Olay duyulduğunda, bildik devlet refleksleri devreye girdi. Tam da Ermeni Soykırımı’nın simgesel yıldönümü kabul edilen 24 Nisan’lardan birinde askerdeki Ermeni gencinin vurulup öldürülmesinin kaza olduğuna inanmamız istendi. Katilin şaka yaptığı, Sevag’ı öldürmeyi amaçlamadığı ileri sürüldü. Herkes, “arkadaşını istemeden öldüren” Kıvanç’a anlayış göstermeye, onu affetmeye, hattâ teselli etmeye hazırdı. Kıvanç üç ay kadar tutuklu kaldı. Olay öylesine ortadaydı ve inkâr edilmezdi ki, soruşturma yapılmasa olmazdı, mecburen yapıldı. Dava açılmasa olmazdı, mecburen açıldı. Yıllarca bin türlü hileyle sündürüle süründürüle olsa da çeşitli davalar görüldü, hafifletilmesi için uğraşılan çeşitli cezalara niyetlenildi, kararlara itirazlar edildi, dönüldü dolanıldı, nihayet geçen yıl, olayın üzerinden dokuz yıl geçtikten ve bu cinayetin kimbilir belki uyandırabileceği azıcık infiale dair ufak ihtimaller de uçup gittikten sonra Kıvanç Ağaoğlu, “olası kastla öldürme” suçundan 16 yıl 8 ay hapse mahkûm edildi. Tutuklandı da.

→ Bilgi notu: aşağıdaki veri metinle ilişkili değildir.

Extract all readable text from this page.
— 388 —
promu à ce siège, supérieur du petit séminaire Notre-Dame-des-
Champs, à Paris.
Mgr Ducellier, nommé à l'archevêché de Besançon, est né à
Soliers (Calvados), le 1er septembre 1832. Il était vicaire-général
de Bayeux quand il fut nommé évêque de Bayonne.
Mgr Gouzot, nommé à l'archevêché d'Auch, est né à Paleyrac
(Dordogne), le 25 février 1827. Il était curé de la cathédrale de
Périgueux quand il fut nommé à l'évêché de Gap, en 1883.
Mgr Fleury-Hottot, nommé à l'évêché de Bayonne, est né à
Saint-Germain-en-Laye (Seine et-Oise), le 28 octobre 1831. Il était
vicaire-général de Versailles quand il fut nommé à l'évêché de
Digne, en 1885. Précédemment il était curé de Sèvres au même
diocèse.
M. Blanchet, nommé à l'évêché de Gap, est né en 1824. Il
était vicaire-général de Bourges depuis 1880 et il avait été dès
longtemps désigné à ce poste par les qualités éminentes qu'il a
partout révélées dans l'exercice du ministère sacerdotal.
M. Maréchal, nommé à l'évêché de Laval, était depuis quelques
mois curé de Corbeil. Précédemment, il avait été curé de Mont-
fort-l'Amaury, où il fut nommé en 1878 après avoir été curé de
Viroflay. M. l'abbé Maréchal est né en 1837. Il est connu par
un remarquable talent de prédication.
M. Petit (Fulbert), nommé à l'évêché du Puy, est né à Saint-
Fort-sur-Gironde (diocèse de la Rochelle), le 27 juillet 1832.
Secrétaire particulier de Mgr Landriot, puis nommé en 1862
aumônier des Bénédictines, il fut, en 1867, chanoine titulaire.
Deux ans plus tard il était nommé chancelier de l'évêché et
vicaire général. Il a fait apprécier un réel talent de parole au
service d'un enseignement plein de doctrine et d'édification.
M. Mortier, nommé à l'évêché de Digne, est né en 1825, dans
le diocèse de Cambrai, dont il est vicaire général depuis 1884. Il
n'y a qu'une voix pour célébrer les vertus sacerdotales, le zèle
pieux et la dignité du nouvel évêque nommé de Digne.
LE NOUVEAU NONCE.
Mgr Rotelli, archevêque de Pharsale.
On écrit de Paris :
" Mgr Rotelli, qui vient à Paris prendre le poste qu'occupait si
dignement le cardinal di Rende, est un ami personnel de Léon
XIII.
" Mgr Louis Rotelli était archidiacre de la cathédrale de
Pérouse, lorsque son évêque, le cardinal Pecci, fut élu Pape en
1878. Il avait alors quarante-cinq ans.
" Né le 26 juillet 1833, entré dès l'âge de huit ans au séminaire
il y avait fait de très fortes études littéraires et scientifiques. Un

Kozluk Asliye Ceza Mahkemesi’nin hakimleri Kıvanç’ı öncelikle tedbirsizlikle, sorumsuzlukla itham ettiler. Mermi sürüp emniyeti açtıktan sonra silahı birine doğrultmanın tehlikesini bilmeliydi. Mahkeme kararında Kıvanç âdetâ teneffüste dalga geçip derse geç kalmış öğrenciye yapılacağı üslûpta ve dozda paylanıyordu: “Tüfeği kullanmasını gerektirecek bir durum veya tehlike hali” yokken “şakalaşmak maksadıyla da olsa kurma kolunu çekip bırak[ması]” olacak iş miydi allahaşkınıza? Mahkeme, Kıvanç’ın, “neticeyi istememesine rağmen öngördüğü”nü tesbit etmişti. Bu durumda kastın hiç varolmadığı söylenemezdi. Ama kasıt gibi kasıt da yoktu. Olmamalıydı. Ama olması da “olası”ydı. Bu durumda, aynı yerde askerlik yaptığı delikanlıyı Kıvanç Ağaoğlu’nun “olası kastla” öldürdüğüne hükmetmek gerekirdi. Cezası müebbet değil, 16 yıl 8 ay hapisti.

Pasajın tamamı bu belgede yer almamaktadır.